Even without the temporal distortions, though, “Slabtown” feels like it could have made a solid zombie flick distinct from The Walking Dead franchise: two teenagers, Beth and Noah, find themselves stuck between undead ghouls and a microcosm of human corruption; they ultimately decide to take their chances with the corpses, but only one makes it to freedom. We’ve got a fully fleshed-out society where the weak are coerced into slave labour, a conflicted villain who turns a blind eye to abuse for fear of compromising her position, and even a mystery as Edward’s true motives for not treating Gavin are slowly revealed.
I suspect “Slabtown” might have played differently if not for all the recent talk on the news of police brutality and abuse of power. Even though their transgressions don’t even compare in terms of gruesomeness, watching the uniformed officers savagely beat Noah for a crime he didn’t commit perturbed me even more than the Terminus cannibals munching on Bob’s leg in “Four Walls and a Roof”. The Walking Dead is no stranger to social commentary, but has the satire ever been as direct or potent as the details of Grady Memorial’s corruption?

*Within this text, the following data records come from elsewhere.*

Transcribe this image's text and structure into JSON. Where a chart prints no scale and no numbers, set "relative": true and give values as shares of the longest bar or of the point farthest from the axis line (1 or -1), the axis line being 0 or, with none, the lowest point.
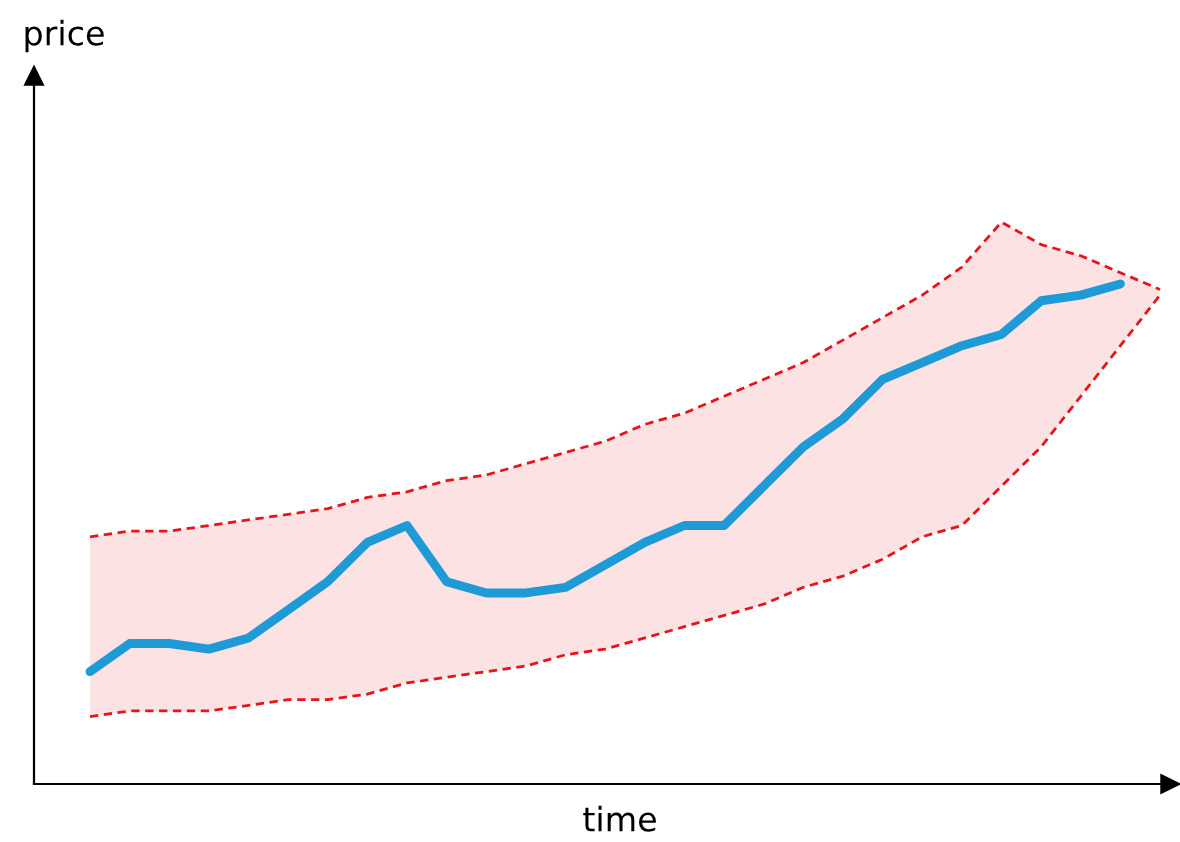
{
  "chart_data": {
    "type": "line",
    "relative": true,
    "xlabel": "time",
    "annotations": [
      "price"
    ],
    "legend": false,
    "categories": [
      null,
      null,
      null,
      null,
      null,
      null,
      null,
      null,
      null,
      null,
      null,
      null,
      null,
      null,
      null,
      null,
      null,
      null,
      null,
      null,
      null,
      null,
      null,
      null,
      null,
      null,
      null,
      null
    ],
    "series": [
      {
        "color": "#e8141c",
        "line_style": "dashed",
        "values": [
          0.44,
          0.45,
          0.45,
          0.46,
          0.47,
          0.48,
          0.49,
          0.51,
          0.52,
          0.54,
          0.55,
          0.57,
          0.59,
          0.61,
          0.64,
          0.66,
          0.69,
          0.72,
          0.75,
          0.79,
          0.83,
          0.87,
          0.92,
          1,
          0.96,
          0.94,
          0.91,
          0.88
        ]
      },
      {
        "color": "#e8141c",
        "line_style": "dashed",
        "values": [
          0.12,
          0.13,
          0.13,
          0.13,
          0.14,
          0.15,
          0.15,
          0.16,
          0.18,
          0.19,
          0.2,
          0.21,
          0.23,
          0.24,
          0.26,
          0.28,
          0.3,
          0.32,
          0.35,
          0.37,
          0.4,
          0.44,
          0.46,
          0.53,
          0.6,
          0.69,
          0.78,
          0.87
        ]
      },
      {
        "color": "#1e9ad6",
        "line_style": "solid",
        "upper": [
          0.44,
          0.45,
          0.45,
          0.46,
          0.47,
          0.48,
          0.49,
          0.51,
          0.52,
          0.54,
          0.55,
          0.57,
          0.59,
          0.61,
          0.64,
          0.66,
          0.69,
          0.72,
          0.75,
          0.79,
          0.83,
          0.87,
          0.92,
          1,
          0.96,
          0.94,
          0.91,
          0.88
        ],
        "lower": [
          0.12,
          0.13,
          0.13,
          0.13,
          0.14,
          0.15,
          0.15,
          0.16,
          0.18,
          0.19,
          0.2,
          0.21,
          0.23,
          0.24,
          0.26,
          0.28,
          0.3,
          0.32,
          0.35,
          0.37,
          0.4,
          0.44,
          0.46,
          0.53,
          0.6,
          0.69,
          0.78,
          0.87
        ],
        "values": [
          0.2,
          0.25,
          0.25,
          0.24,
          0.26,
          0.31,
          0.36,
          0.43,
          0.46,
          0.36,
          0.34,
          0.34,
          0.35,
          0.39,
          0.43,
          0.46,
          0.46,
          0.53,
          0.6,
          0.65,
          0.72,
          0.75,
          0.78,
          0.8,
          0.86,
          0.87,
          0.89,
          null
        ]
      }
    ]
  }
}
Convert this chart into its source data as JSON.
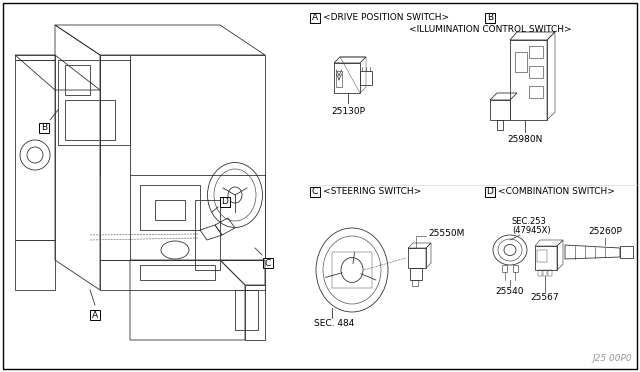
{
  "background_color": "#ffffff",
  "border_color": "#000000",
  "watermark": "J25 00P0",
  "section_titles": {
    "A": "<DRIVE POSITION SWITCH>",
    "B": "<ILLUMINATION CONTROL SWITCH>",
    "C": "<STEERING SWITCH>",
    "D": "<COMBINATION SWITCH>"
  },
  "part_numbers": {
    "A_part": "25130P",
    "B_part": "25980N",
    "C_part": "25550M",
    "C_sec": "SEC. 484",
    "D_sec1": "SEC.253",
    "D_sec2": "(47945X)",
    "D_part1": "25540",
    "D_part2": "25567",
    "D_part3": "25260P"
  },
  "fig_width": 6.4,
  "fig_height": 3.72,
  "dpi": 100
}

What I find the most interesting about “Slabtown”, though, is the way it reverses the show’s formula to generate suspense. A typical episode of The Walking Dead would’ve presented Grady Memorial as a potential home for our heroes, prompting them to pontificate endlessly about their renewed sense of hope before the inevitable cliffhanger wherein everything falls apart. Here, we instead discover the hospital from Beth’s suspicious point of view, interpreting its indentured inhabitants not as equal survivors but caged animals who can’t seem to grasp that they’re safer outside. It makes for a different narrative experience, for sure, but one as true to Robert Kirkman’s vision as any we’ve had before.